With the growth of scRNA-seq data, deep learning (DL) is applicable to scRNA-seq data clustering. For example, Eraslan et al. [4] proposed a deep count auto-encoder network (DCA) to de-noise scRNA-seq data and then cluster the data with the features extracted by a multi-layer neural network. Lopez et al. [33] introduced the scVI method to derive probabilistic representations of scRNA-seq data from deep generative model of variational auto-encoder. DL-based scRNA-seq data clustering methods try to learn representations of scRNA-seq data through deep neural networks. In essence, they are owned by a kind of nonlinear feature transformation techniques.

Actually, most existing methods exploit the similarity between cells to do scRNA-seq data clustering, while similarity evaluation relies on the selection of genes. Consequently, how many and which genes are used for clustering is particularly important. Currently, there are mainly two types of gene-filtering strategies: (1) threshold-based approaches that select genes whose expression values satisfy a certain threshold, and (2) variation index-based approaches that measure the variation of gene expression values in different cells and then select genes with large variations.

For instance, SC3 uses a threshold-based approach to filter genes before clustering.

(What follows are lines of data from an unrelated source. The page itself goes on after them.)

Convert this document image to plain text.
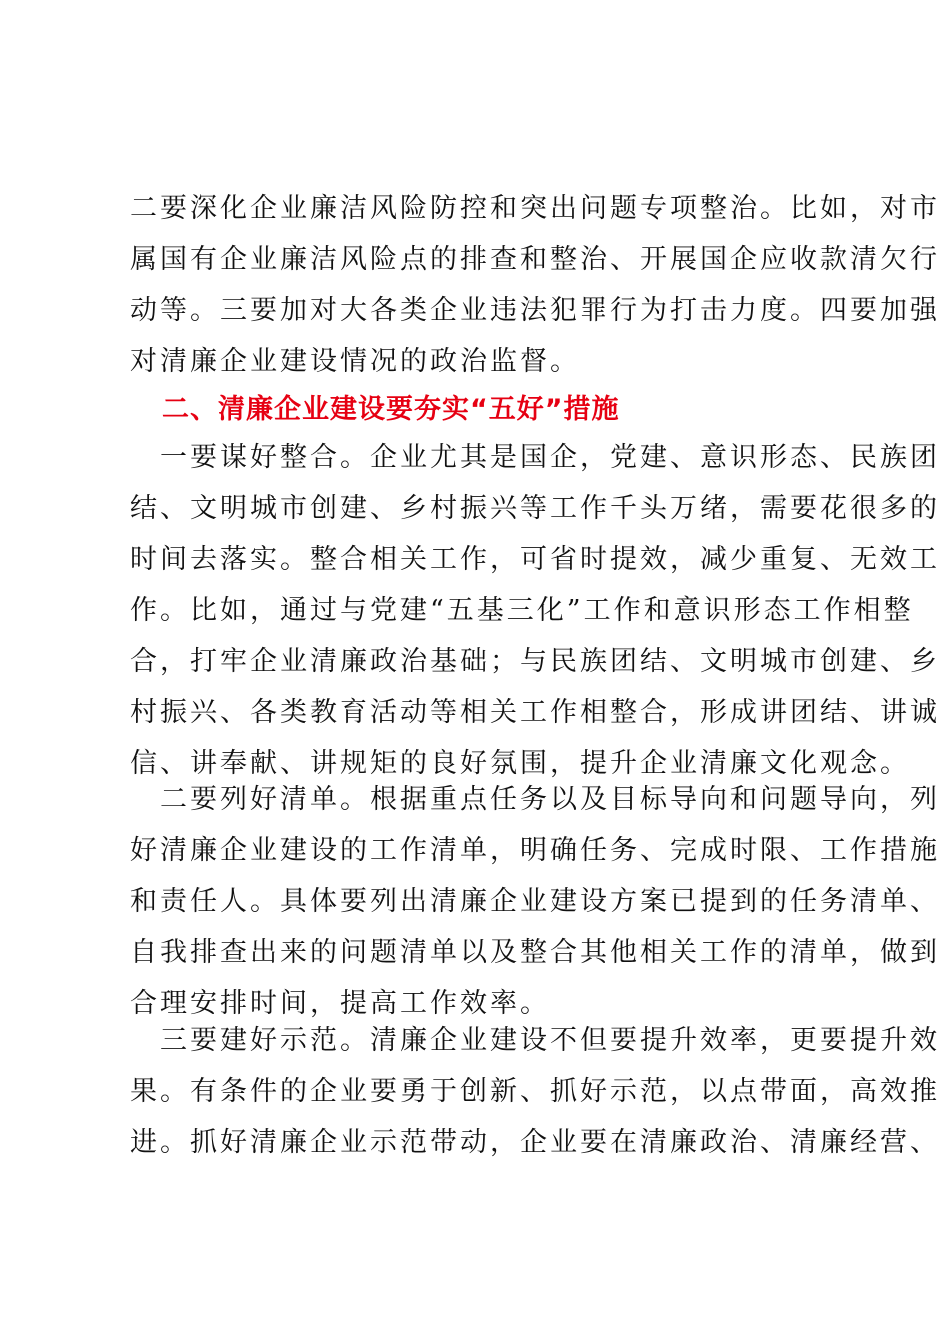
二要深化企业廉洁风险防控和突出问题专项整治。比如，对市
属国有企业廉洁风险点的排查和整治、开展国企应收款清欠行
动等。三要加对大各类企业违法犯罪行为打击力度。四要加强
对清廉企业建设情况的政治监督。
二、清廉企业建设要夯实“五好”措施
　一要谋好整合。企业尤其是国企，党建、意识形态、民族团
结、文明城市创建、乡村振兴等工作千头万绪，需要花很多的
时间去落实。整合相关工作，可省时提效，减少重复、无效工
作。比如，通过与党建“五基三化”工作和意识形态工作相整
合，打牢企业清廉政治基础；与民族团结、文明城市创建、乡
村振兴、各类教育活动等相关工作相整合，形成讲团结、讲诚
信、讲奉献、讲规矩的良好氛围，提升企业清廉文化观念。
　二要列好清单。根据重点任务以及目标导向和问题导向，列
好清廉企业建设的工作清单，明确任务、完成时限、工作措施
和责任人。具体要列出清廉企业建设方案已提到的任务清单、
自我排查出来的问题清单以及整合其他相关工作的清单，做到
合理安排时间，提高工作效率。
　三要建好示范。清廉企业建设不但要提升效率，更要提升效
果。有条件的企业要勇于创新、抓好示范，以点带面，高效推
进。抓好清廉企业示范带动，企业要在清廉政治、清廉经营、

Specifically, it removes genes/transcripts that are either expressed (expression value > 2) in less than X% of cells (rare genes/transcripts) or expressed (expression value > 0) in at least \((100-X)\)% of cells (ubiquitous genes/transcripts), where the default value of X is 6 [19]. Some additional methods like NMF-based clustering methods and RaceID also remove genes of low expressions [22, 31]. As for the second type, the GiniClust algorithm selects high Gini-index genes by fitting the relationship between the Gini index and max gene expression level with LOESS regression [26]. BackSPIN selects the top 5000 genes as informative features based on coefficient of variation (CV), defined as the standard deviation divided by the mean [32]. Generally, threshold-based approaches can be regarded as a kind of simplified denoising methods, while variation index-based methods select differentially expressed genes. However, neither of them takes the goal of clustering into account.

In this paper, we propose a clustering-aware feature weighting method CaFew for scRNA-seq data clustering. First, by resolving the optimization problem of clustering, a weight matrix indicating the importance of features in different clusters is derived. Then, we select genes based on the weight matrix. Concretely, we select those genes with a relatively large weight in at least one cluster or a large weight variation across different clusters. Experiments over several benchmark datasets show that CaFew can effectively boost clustering performance. What is more, by combining CaFew with SC3 (denoted as “CaFew+SC3”), we achieve the state of the art performance. Finally, CaFew is also helpful for scRNA-seq data visualization.

Results

In this section, we evaluate CaFew in clustering scRNA-seq data. First, we introduce 8 publicly available scRNA-seq datasets and clustering evaluation metric. Then, we present the experimental results of CaFew on these datasets, including selected features, clustering accuracy and visualization.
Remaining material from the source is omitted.